Cancer, EMA, FDA, Regulatory

After falling short on prelim OS data, EMA tells Aveo it wants to see something better on its long suffering tivo this summer — or else

When Aveo Oncology scored European approval in 2017 for its lead cancer drug tivozanib — despite the treatment’s chequered past — a comeback story was in the making. New pivotal data could now threaten that approval, and the company’s investors are losing patience.
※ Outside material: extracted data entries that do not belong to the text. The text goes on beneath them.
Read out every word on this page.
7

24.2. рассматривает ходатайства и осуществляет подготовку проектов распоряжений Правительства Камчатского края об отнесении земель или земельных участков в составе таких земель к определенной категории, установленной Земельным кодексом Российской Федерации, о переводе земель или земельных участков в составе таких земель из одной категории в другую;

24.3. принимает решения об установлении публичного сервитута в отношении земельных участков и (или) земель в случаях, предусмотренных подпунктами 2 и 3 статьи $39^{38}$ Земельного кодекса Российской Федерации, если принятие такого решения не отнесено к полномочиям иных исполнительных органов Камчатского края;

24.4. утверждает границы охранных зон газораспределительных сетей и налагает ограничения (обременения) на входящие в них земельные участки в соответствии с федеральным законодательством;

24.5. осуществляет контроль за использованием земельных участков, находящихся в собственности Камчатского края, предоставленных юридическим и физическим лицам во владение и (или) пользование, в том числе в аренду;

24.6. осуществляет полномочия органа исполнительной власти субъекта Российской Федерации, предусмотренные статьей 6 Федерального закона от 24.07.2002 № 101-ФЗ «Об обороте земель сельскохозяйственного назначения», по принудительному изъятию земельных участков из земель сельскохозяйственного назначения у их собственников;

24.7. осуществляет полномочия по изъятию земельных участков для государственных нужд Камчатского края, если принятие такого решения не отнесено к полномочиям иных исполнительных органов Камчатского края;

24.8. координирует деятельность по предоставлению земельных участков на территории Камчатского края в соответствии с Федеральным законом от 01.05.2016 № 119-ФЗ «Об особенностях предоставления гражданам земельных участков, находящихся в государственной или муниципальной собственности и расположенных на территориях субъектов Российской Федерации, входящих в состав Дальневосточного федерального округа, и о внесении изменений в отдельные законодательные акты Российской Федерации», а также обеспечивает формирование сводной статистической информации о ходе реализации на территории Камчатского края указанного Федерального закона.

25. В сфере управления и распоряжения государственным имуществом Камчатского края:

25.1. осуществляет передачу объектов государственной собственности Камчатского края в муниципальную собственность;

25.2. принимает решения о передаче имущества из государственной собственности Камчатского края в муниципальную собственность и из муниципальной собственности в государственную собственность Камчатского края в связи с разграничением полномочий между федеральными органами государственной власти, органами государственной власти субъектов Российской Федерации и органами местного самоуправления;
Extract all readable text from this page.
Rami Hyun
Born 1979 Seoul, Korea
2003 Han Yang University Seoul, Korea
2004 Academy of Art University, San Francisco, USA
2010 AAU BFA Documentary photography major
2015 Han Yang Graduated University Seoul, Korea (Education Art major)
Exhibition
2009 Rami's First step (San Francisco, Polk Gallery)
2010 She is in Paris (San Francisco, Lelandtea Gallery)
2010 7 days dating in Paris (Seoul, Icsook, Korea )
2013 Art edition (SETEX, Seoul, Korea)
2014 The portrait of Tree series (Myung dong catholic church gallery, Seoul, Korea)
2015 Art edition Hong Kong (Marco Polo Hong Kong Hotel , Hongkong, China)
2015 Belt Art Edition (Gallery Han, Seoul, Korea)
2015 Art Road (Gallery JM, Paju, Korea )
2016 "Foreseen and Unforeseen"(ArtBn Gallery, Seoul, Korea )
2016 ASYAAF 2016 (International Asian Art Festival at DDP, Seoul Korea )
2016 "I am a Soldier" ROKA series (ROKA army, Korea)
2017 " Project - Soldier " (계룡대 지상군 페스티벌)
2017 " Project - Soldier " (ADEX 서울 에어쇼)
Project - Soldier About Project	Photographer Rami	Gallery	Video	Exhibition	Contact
In 2013, data from the 517-patient TIVO-1 study testing tivozanib against sorafenib in frontline patients with advanced renal cell carcinoma (RCC) showed patients given the Aveo drug did not live as long as those on sorafenib (median OS of 28.8 months for tivozanib versus 29.3 months for sorafenib) — although the difference in overall survival was not statistically significant (HR=1.245, p=0.105). However, tivozanib did meet the main goal of significantly improving progression-free survival (PFS) by a median of 2.8 months (HR=0.797; P=0.042).

The FDA was not impressed. The agency’s cancer czar Richard Pazdur issued a scathing review of tivozanib, asserting that an approval for a drug that could be tied to an increased risk of death would set a dangerous precedent. An outright rejection followed.

Michael Bailey

In 2016, Aveo’s fresh faced management agreed to fork over $4 million to settle SEC charges that were imposed on the drug developer’s former top executive team — which stepped down the preceding year — for keeping secret the FDA’s demand for a new tivozanib study, to answer lingering concerns over patient deaths in TIVO-1, in order to qualify for approval.

Meanwhile, the EMA was a little more generous. In 2017, the EU sanctioned Aveo’s partner EUSA Pharma approval for tivozanib — but with a caveat that topline data results from the 351-patient TIVO-3 trial — evaluating tivozanib against sorafenib in RCC who have failed at least two prior regimens — would be provided as part of post-marketing requirements.

Much like TIVO-1, data from TIVO-3 unveiled last November showed tivozanib induced a statistically significant improvement in PFS (Median PFS was 5.6 months for tivozanib compared to 3.9 months for sorafenib; HR=0.74; p=0.02). Months later, Aveo provided preliminary OS data that suggested a non-statistically significant difference in OS favoring sorafenib (HR=1.12, p=0.44).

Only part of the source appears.